In Coomassie staining (Figure 2(a)), no specific band was present in the negative control (lane 1); whereas, intense bands, corresponding to the pVP7 and sVP7 recombinant proteins, can be observed at the predicted molecular weight of about 40 kDa (Figure 2(a), lanes 2 and 3).

Figure 2

(a) Coomassie staining of SDS-PAGE of recVP7 purified. Lane 1, uninfected Sf9 used as negative control; lane 2, recVP7 purified from the pellet; lane 3, rec VP7 purified from the supernatant.

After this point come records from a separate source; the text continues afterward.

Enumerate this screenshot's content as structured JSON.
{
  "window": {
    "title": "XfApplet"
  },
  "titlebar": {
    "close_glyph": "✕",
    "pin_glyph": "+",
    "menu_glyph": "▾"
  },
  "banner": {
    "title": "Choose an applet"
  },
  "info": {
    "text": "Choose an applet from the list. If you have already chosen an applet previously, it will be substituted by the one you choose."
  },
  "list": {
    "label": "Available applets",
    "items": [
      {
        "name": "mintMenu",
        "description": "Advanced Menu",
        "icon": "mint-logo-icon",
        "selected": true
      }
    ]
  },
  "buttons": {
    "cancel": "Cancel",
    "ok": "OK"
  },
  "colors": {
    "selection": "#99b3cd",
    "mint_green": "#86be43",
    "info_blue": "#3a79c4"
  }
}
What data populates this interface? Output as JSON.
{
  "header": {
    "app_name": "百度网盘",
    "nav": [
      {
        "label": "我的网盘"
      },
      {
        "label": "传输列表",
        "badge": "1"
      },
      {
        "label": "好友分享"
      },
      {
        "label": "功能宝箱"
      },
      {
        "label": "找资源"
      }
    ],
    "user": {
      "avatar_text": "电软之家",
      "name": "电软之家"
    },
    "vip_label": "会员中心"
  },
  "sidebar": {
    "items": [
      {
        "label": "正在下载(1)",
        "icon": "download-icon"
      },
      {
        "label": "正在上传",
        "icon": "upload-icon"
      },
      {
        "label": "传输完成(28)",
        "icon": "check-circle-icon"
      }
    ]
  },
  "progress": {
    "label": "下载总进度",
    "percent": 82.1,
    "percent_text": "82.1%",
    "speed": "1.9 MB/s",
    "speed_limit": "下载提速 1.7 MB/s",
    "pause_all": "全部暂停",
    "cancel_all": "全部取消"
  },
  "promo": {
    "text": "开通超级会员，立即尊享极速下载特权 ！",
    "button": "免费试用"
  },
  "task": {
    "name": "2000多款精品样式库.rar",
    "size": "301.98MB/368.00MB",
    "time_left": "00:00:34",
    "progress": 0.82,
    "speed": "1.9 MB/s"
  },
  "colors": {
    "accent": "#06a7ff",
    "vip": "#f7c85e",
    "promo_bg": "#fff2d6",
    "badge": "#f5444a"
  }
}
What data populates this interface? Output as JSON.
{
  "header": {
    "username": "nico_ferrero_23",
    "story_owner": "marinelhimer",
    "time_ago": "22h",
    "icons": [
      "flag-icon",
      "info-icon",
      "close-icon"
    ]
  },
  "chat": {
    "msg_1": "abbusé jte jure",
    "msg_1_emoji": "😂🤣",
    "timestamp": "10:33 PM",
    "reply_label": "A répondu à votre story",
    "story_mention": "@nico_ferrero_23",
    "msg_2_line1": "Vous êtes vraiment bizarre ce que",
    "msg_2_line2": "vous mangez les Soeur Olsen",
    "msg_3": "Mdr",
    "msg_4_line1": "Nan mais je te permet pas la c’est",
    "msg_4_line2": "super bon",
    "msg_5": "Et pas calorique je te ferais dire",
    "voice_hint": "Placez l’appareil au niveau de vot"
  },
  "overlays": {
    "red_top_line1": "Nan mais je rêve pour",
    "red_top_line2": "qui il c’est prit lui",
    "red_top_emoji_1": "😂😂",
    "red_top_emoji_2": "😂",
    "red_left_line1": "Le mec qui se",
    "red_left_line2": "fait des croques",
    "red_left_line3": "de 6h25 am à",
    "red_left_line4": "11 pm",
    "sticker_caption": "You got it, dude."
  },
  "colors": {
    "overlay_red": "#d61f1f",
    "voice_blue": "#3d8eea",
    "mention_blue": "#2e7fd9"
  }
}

Molecular weight marker, fragment sizes are measured in kDa (M). (b) Western blotting analysis of recVP7 purified, using anti-VP7 mAb clone 4G11 HRP-conjugated. lane 1, uninfected Sf9 used as negative control; lane 2, rec VP7 purified from pellet; lane 3, recVP7 purified from the supernatant. Molecular weight marker, fragment sizes are measured in kDa (M). (c) Western blotting analysis of recVP7 purified using anti-V5 mAb HRP-conjugated. Lane 1, recVP7 purified from the pellet; lane 2, recVP7 purified from the supernatant; lane 3, uninfected Sf9 used as negative control. Molecular weight marker, fragment sizes are measured in kDa (M). All the samples were fractioned by the SDS-PAGE under denaturing conditions.

Figure 2(a) shows a different degree of purity between pVP7 and sVP7; indeed, in lane 2, pVP7 appeared more purified than sVP7 (lane 3).

Purified protein identity was confirmed by Western blotting using a specific anti-VP7 mAb (Figure 2(b)), clone 4G11 (IZSLER), and anti-V5-HRP antibody (Figure 2(c)). The results showed a specific band at molecular weight of about 40 kDa in both samples (Figure 2(b) lanes 2-3; Figure 2(c) lanes 1-2) with both antibodies. No bands were present in the sample corresponding to the negative control (Figure 2(b) lane 1; Figure 2(c) lane 3).

The immunoreaction with mAb 4G11 revealed for the sVP7 sample the presence of a slightly visible band of approximately 78–80 kDa in panel B, the same band was strongly visible after detection using anti-V5 antibody in panel C. The molecular weight of 78–80 kDa corresponds to the dimeric form of recVP7. The samples in lane 2 (pVP7) of panel B and in lane 2 (sVP7) of panel C showed also faint bands of molecular weight lower than 40 kDa, probably due to a slight protein degradation.

3.3. Reactivity of recVP7 EHDV in Enzyme-Linked Immunosorbent Assay

In order to evaluate recVP7 as a diagnostic reagent candidate, both recVP7 purified from pellet and supernatant were used as antigens in i-ELISA at the same conditions (Figure 3).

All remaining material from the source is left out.